# Command and Conquer 4 kurz vorgestellt



## REtender (25. August 2009)

Da ich es zu schade finde, das meine News nur auf der ESl landet, möchte ich sie auch hier posten 

Command & Conquer 4 angespielt

Noch nie von dem neuen Teil gehört? In dieser News enthüllen wir für euch den Namen. Wir durften den neuen Teil exklusiv anspielen , den Spielbericht und viele weitere Infos zum neuen CnC Teil könnt ihr wie immer aus der News entnehmen. Achtung! Wer sich die Vorfreude auf das Spiel nicht verderben möchte, sollte nicht weiterleisen, da wir teilweise auch auf die Story eingehen werden.
Command and Conquer Tiberian Twilight

So wird der offizielle 4te Teil der GDI und NOD Saga heißen, dieser Name wurde in einem Community Namens Wettbewerb ausgewählt, wo Tiberian Twilight eindeutiger Favorit war.

Allgemeine Infos

Die Command and Conquer Serie wird sich mit dem neuen Teil "Tiberian Twilight" sehr stark in Sachen Gameplay verändern, nicht nur das es keinen Basenbau mehr gibt wie bisher gewohnt, sondern wird es diesmal auch kein Tiberium als Credits geben.

Die Einheiten werden in einem "Crawler" produziert, welcher auch eine Art mobile Basis ist. Sobald dieser Crawler aufgebaut ist, kann man dort Einheiten produzieren und Technology Updates machen bzw. auf Stufe 2 aufrüsten, welche dann bessere Einheiten beschert. Wenn der Crawler nicht aufgebaut ist, ist er sehr mobil und kann mit etwas Geschick sehr leicht gegnerische Einheiten überfahren. Sollte der Crawler jedoch mal sterben, ist dies nicht das Ende für den Spieler, sondern der Crawler respawned nach einer bestimmten Zeit und man kann diesen in eine spezielle Zone abwerfen lassen, wo man dann weiterspielen kann. Da man, wenn der Crawler zerstört ist schon von vornherein im Nachteil ist, wird nach dem Respawn die Einheitenproduktion verschnellert.
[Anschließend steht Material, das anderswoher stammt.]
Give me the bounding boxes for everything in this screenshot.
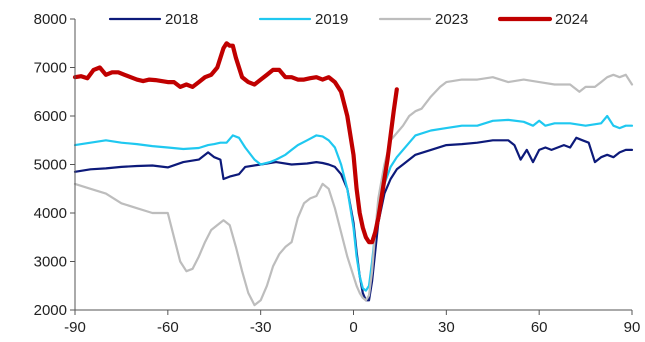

Ob dies auf eine bestimmte Zeitspanne oder Einheiten Anzahl festgelegt ist, steht derzeit noch nicht fest. 

Die Klassen

In Command & Conquer 4 wird es 3 Klassen geben: Angriff, Verteidigung und Unterstützung. 

 Die Angriffsklasse besteht nur aus speziellen extra starken Einheiten welche man aufrüsten kann und wird daher im Multiplayer wohl sehr oft verwendet werden.

 Die Verteidigungsklasse ist derzeit die einzigste, welche Gebäude bauen kann wie z.B. Anti Fahrzeug Türme. Bei einer Test Mission ist jedoch aufgefallen, das diese Klasse derzeit der Angriffsklasse etwas unterlegen ist. 

 Die Supportklasse soll sich vor allem in größeren Matchups etablieren, da sie Luftunterstützung bietet und vor allem Einheiten reparieren kann. Inwiefern diese ansonsten nutzbar sein wird, bleibt abzuwarten.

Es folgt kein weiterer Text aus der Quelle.